29


La 407 de fonction conduite par Levallois venait de rejoindre l’autoroute A6a, direction Fontainebleau. En cette fin de matinée, la circulation était fluide – une notion toute relative lorsqu’on habitait à Paris – et les flics n’avaient pas eu à utiliser le gyrophare deux tons pour se frayer leur chemin.

Auparavant, Sharko était repassé au 36, afin de faire part de leurs découvertes et de refiler ses tâches – à savoir, interroger les proches et collègues de Stéphane Terney – à d’autres coéquipiers.

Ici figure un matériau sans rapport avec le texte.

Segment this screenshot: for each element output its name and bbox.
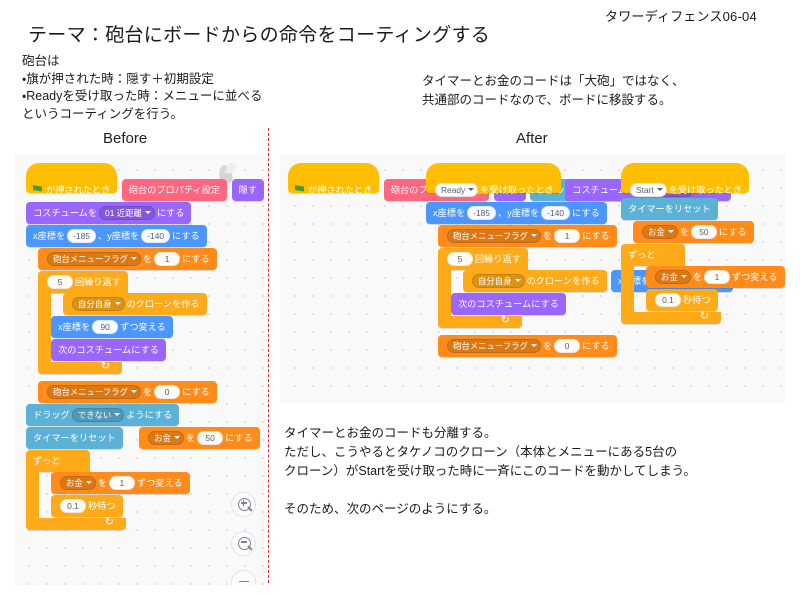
when-i-receive-start-block[interactable]: Start を受け取ったとき [621, 163, 750, 197]
goto-xy-block[interactable]: x座標を -185 、y座標を -140 にする [26, 225, 207, 247]
repeat-header[interactable]: 5 回繰り返す [438, 248, 528, 270]
custom-block-turret-properties[interactable]: 砲台のプロパティ設定 [121, 179, 228, 201]
costume-dropdown[interactable]: 01 近距離 [99, 205, 155, 220]
reset-timer-block[interactable]: タイマーをリセット [621, 198, 718, 220]
when-i-receive-ready-block[interactable]: Ready を受け取ったとき [426, 163, 561, 197]
forever-footer[interactable]: ↻ [621, 310, 721, 324]
variable-value-input[interactable]: 0 [554, 338, 581, 353]
set-variable-flag-1-block[interactable]: 砲台メニューフラグを 1 にする [38, 248, 217, 270]
money-variable-dropdown[interactable]: お金 [655, 269, 691, 284]
money-change-input[interactable]: 1 [703, 269, 730, 284]
forever-loop-block[interactable]: ずっと お金を 1 ずつ変える 0.1 秒待つ ↻ [26, 450, 265, 536]
set-drag-mode-block[interactable]: ドラッグできないようにする [26, 404, 180, 426]
document-title: タワーディフェンス06-04 [605, 9, 757, 24]
repeat-header[interactable]: 5 回繰り返す [38, 271, 128, 293]
money-variable-dropdown[interactable]: お金 [148, 430, 184, 445]
repeat-footer[interactable]: ↻ [38, 360, 122, 374]
after-column-label: After [516, 130, 548, 147]
variable-dropdown[interactable]: 砲台メニューフラグ [47, 384, 141, 399]
create-clone-block[interactable]: 自分自身 のクローンを作る [463, 270, 607, 292]
set-money-50-block[interactable]: お金を 50 にする [139, 427, 260, 449]
before-script-stack[interactable]: が押されたとき 砲台のプロパティ設定 隠す コスチュームを 01 近距離 にする x… [26, 163, 265, 536]
repeat-loop-block[interactable]: 5回繰り返す 自分自身のクローンを作る x座標を90ずつ変える 次のコスチューム… [38, 271, 265, 380]
zoom-in-button[interactable] [231, 492, 256, 517]
set-money-50-block[interactable]: お金を 50 にする [633, 221, 754, 243]
reset-timer-block[interactable]: タイマーをリセット [26, 427, 123, 449]
switch-costume-block[interactable]: コスチュームを01 近距離にする [26, 202, 192, 224]
variable-value-input[interactable]: 0 [154, 384, 181, 399]
clone-target-dropdown[interactable]: 自分自身 [472, 273, 525, 288]
before-scratch-canvas[interactable]: が押されたとき 砲台のプロパティ設定 隠す コスチュームを 01 近距離 にする x… [14, 155, 265, 585]
variable-value-input[interactable]: 1 [154, 251, 181, 266]
message-dropdown[interactable]: Start [630, 182, 667, 197]
set-variable-flag-0-block[interactable]: 砲台メニューフラグを 0 にする [38, 381, 217, 403]
section-divider [268, 128, 269, 583]
money-change-input[interactable]: 1 [108, 475, 135, 490]
money-variable-dropdown[interactable]: お金 [642, 224, 678, 239]
y-value-input[interactable]: -140 [541, 205, 571, 220]
next-costume-block[interactable]: 次のコスチュームにする [451, 293, 566, 315]
change-x-block[interactable]: x座標を90ずつ変える [51, 316, 173, 338]
x-value-input[interactable]: -185 [467, 205, 496, 220]
change-money-block[interactable]: お金を 1 ずつ変える [51, 472, 190, 494]
money-value-input[interactable]: 50 [197, 430, 224, 445]
x-value-input[interactable]: -185 [67, 228, 96, 243]
loop-arrow-icon: ↻ [100, 360, 110, 372]
zoom-reset-button[interactable] [231, 570, 256, 585]
when-flag-clicked-block[interactable]: が押されたとき [26, 163, 118, 195]
wait-seconds-input[interactable]: 0.1 [60, 498, 86, 513]
set-variable-flag-0-block[interactable]: 砲台メニューフラグを 0 にする [438, 335, 617, 357]
loop-spine [38, 293, 51, 368]
wait-seconds-input[interactable]: 0.1 [655, 292, 681, 307]
wait-seconds-block[interactable]: 0.1 秒待つ [51, 495, 123, 517]
loop-spine [26, 472, 39, 524]
forever-header[interactable]: ずっと [621, 244, 685, 266]
wait-seconds-block[interactable]: 0.1 秒待つ [646, 289, 718, 311]
loop-arrow-icon: ↻ [699, 310, 709, 322]
forever-footer[interactable]: ↻ [26, 516, 126, 530]
loop-arrow-icon: ↻ [500, 314, 510, 326]
when-flag-clicked-block[interactable]: が押されたとき [288, 163, 380, 195]
variable-dropdown[interactable]: 砲台メニューフラグ [447, 228, 541, 243]
money-variable-dropdown[interactable]: お金 [60, 475, 96, 490]
hide-block[interactable]: 隠す [231, 179, 264, 201]
loop-spine [621, 266, 634, 318]
message-dropdown[interactable]: Ready [435, 182, 479, 197]
variable-dropdown[interactable]: 砲台メニューフラグ [47, 251, 141, 266]
zoom-controls[interactable] [231, 492, 256, 585]
change-x-input[interactable]: 90 [92, 319, 119, 334]
bottom-annotation-text: タイマーとお金のコードも分離する。 ただし、こうやるとタケノコのクローン（本体と… [284, 426, 696, 516]
lead-description-text: 砲台は ・旗が押された時：隠す＋初期設定 ・Readyを受け取った時：メニューに… [22, 54, 263, 121]
green-flag-icon [295, 185, 304, 195]
money-value-input[interactable]: 50 [690, 224, 717, 239]
page-title: テーマ：砲台にボードからの命令をコーティングする [28, 25, 491, 46]
after-start-script-stack[interactable]: Start を受け取ったとき タイマーをリセット お金を 50 にする ずっと お金を… [621, 163, 786, 330]
change-money-block[interactable]: お金を 1 ずつ変える [646, 266, 785, 288]
loop-spine [438, 270, 451, 322]
set-variable-flag-1-block[interactable]: 砲台メニューフラグを 1 にする [438, 225, 617, 247]
clone-target-dropdown[interactable]: 自分自身 [72, 296, 125, 311]
after-scratch-canvas[interactable]: が押されたとき 砲台のプロパティ設定 隠す ドラッグできないようにする Read… [280, 155, 786, 403]
green-flag-icon [33, 185, 42, 195]
before-column-label: Before [103, 130, 148, 147]
loop-arrow-icon: ↻ [104, 516, 114, 528]
forever-header[interactable]: ずっと [26, 450, 90, 472]
zoom-out-button[interactable] [231, 531, 256, 556]
y-value-input[interactable]: -140 [141, 228, 171, 243]
variable-dropdown[interactable]: 砲台メニューフラグ [447, 338, 541, 353]
repeat-footer[interactable]: ↻ [438, 314, 522, 328]
goto-xy-block[interactable]: x座標を -185 、y座標を -140 にする [426, 202, 607, 224]
repeat-count-input[interactable]: 5 [47, 274, 73, 289]
repeat-count-input[interactable]: 5 [447, 251, 473, 266]
create-clone-block[interactable]: 自分自身 のクローンを作る [63, 293, 207, 315]
right-annotation-text: タイマーとお金のコードは「大砲」ではなく、 共通部のコードなので、ボードに移設す… [422, 74, 685, 107]
next-costume-block[interactable]: 次のコスチュームにする [51, 339, 166, 361]
variable-value-input[interactable]: 1 [554, 228, 581, 243]
forever-loop-block[interactable]: ずっと お金を 1 ずつ変える 0.1 秒待つ ↻ [621, 244, 786, 330]
drag-mode-dropdown[interactable]: できない [71, 407, 125, 422]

À présent, les deux flics fonçaient en direction de La Chapelle-la-Reine, un bled paumé au sud de la forêt de Fontainebleau. Ils avaient rendez-vous avec le capitaine de gendarmerie Claude Lignac, qui avait tenu, l’espace de quelques heures, les rênes d’une enquête particulièrement sordide : un double crime de sang dans les bois, commis par un tueur dont l’ADN figurait dans un bouquin rédigé en 2006 par Terney. Devant la nature immonde et inhabituelle de l’acte, ce gendarme avait finalement perdu l’enquête au profit de la prestigieuse section de recherche de Versailles.

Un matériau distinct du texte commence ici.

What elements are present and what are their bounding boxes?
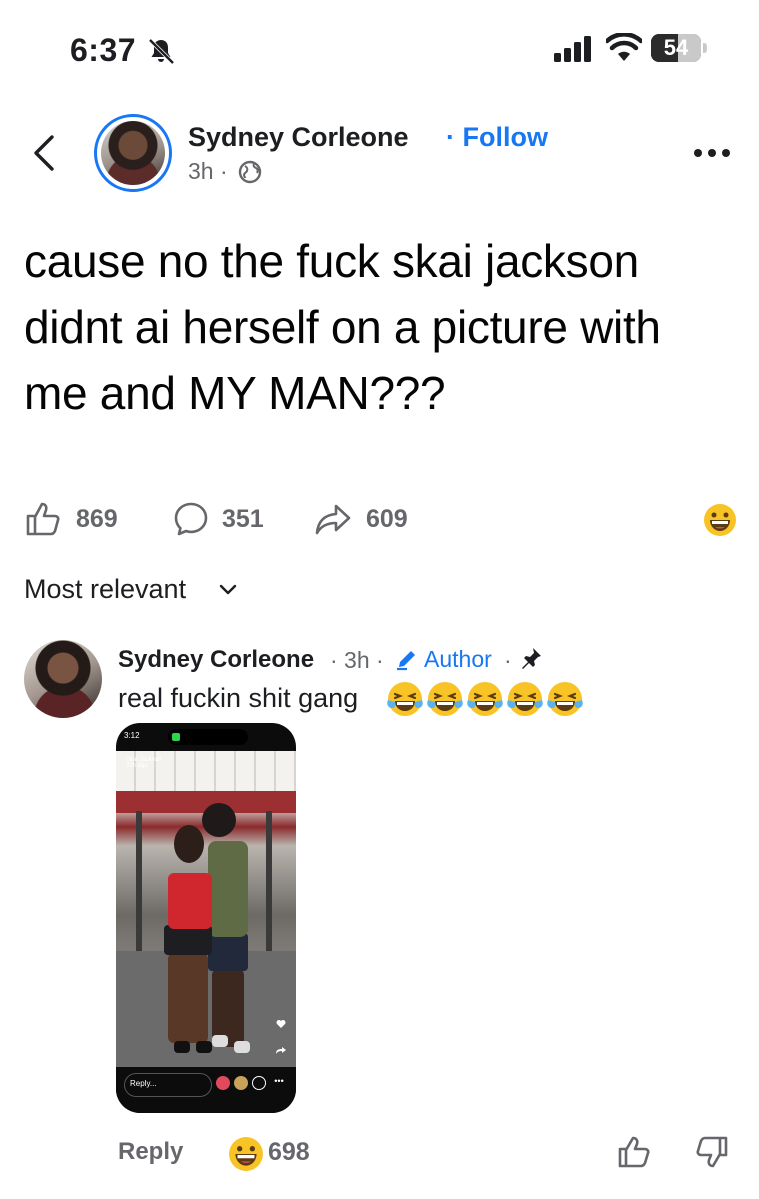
post-time: 3h · (188, 158, 228, 184)
bell-muted-icon (148, 38, 175, 65)
thumbs-down-icon[interactable] (694, 1134, 730, 1170)
share-arrow-icon (276, 1047, 286, 1054)
laughing-tears-emoji-icon (507, 682, 543, 716)
share-count: 609 (366, 505, 408, 533)
sort-dropdown[interactable]: Most relevant (24, 574, 186, 605)
grinning-emoji-icon[interactable] (228, 1136, 264, 1172)
comment-time: · 3h · (330, 647, 384, 673)
comment-attached-image[interactable]: 3:12 Skai Jackson 20h ago Reply... ••• (116, 723, 296, 1113)
heart-reaction-icon (216, 1076, 230, 1090)
reply-button[interactable]: Reply (118, 1138, 183, 1166)
follow-button[interactable]: · Follow (446, 122, 548, 153)
more-options-icon[interactable] (692, 144, 732, 162)
emoji-picker-icon (252, 1076, 266, 1090)
back-icon[interactable] (30, 133, 58, 173)
comment-author-name[interactable]: Sydney Corleone (118, 646, 314, 674)
globe-icon (238, 160, 262, 184)
story-age: 20h ago (126, 763, 148, 769)
laughing-tears-emoji-icon (547, 682, 583, 716)
heart-icon (276, 1020, 286, 1028)
pin-icon (522, 648, 541, 669)
grinning-emoji-icon[interactable] (703, 503, 737, 537)
image-more-icon: ••• (274, 1076, 284, 1086)
laughing-tears-emoji-icon (427, 682, 463, 716)
comment-reaction-count: 698 (268, 1138, 310, 1166)
laughing-tears-emoji-icon (387, 682, 423, 716)
battery-icon: 54 (651, 34, 709, 64)
status-time: 6:37 (70, 32, 137, 68)
signal-icon (554, 36, 591, 62)
comment-icon[interactable] (172, 500, 210, 538)
wifi-icon (606, 33, 642, 61)
author-badge: Author (424, 646, 492, 672)
post-author-name[interactable]: Sydney Corleone (188, 122, 409, 153)
post-text: cause no the fuck skai jackson didnt ai … (24, 235, 661, 419)
author-avatar[interactable] (101, 121, 165, 185)
battery-level: 54 (663, 35, 689, 60)
commenter-avatar[interactable] (24, 640, 102, 718)
laughing-tears-emoji-icon (467, 682, 503, 716)
gym-photo: Skai Jackson 20h ago (116, 751, 296, 1067)
pencil-icon (397, 651, 415, 671)
comment-count: 351 (222, 505, 264, 533)
comment-text: real fuckin shit gang (118, 683, 359, 713)
camera-indicator-icon (172, 733, 180, 741)
thumbs-up-icon[interactable] (616, 1134, 652, 1170)
avatar-reaction-icon (234, 1076, 248, 1090)
image-reply-placeholder: Reply... (130, 1079, 157, 1088)
like-icon[interactable] (24, 500, 62, 538)
like-count: 869 (76, 505, 118, 533)
comment-separator: · (504, 647, 512, 673)
share-icon[interactable] (314, 500, 352, 538)
chevron-down-icon[interactable] (218, 583, 238, 597)
image-status-time: 3:12 (124, 731, 140, 740)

Évidemment, hormis les officiers du 36, tout le monde ignorait que le code génétique de l’auteur de ce double homicide datant de six jours, figurait dans les pages d’un livre somme toute banal, sorti quatre ans plus tôt : La Clé et le Cadenas. Afin d’éviter les fuites, notamment avec la presse, les flics devaient garder, pour le moment, l’information secrète. Officiellement, ils s’intéressaient à ce meurtre ayant un rapport avec l’une de leurs enquêtes dont ils ne pouvaient, pour l’instant, divulguer la moindre information.

Sharko changea la station de radio, basculant sur une chanson des Cranberries, Zombie. Bellanger lui sourit.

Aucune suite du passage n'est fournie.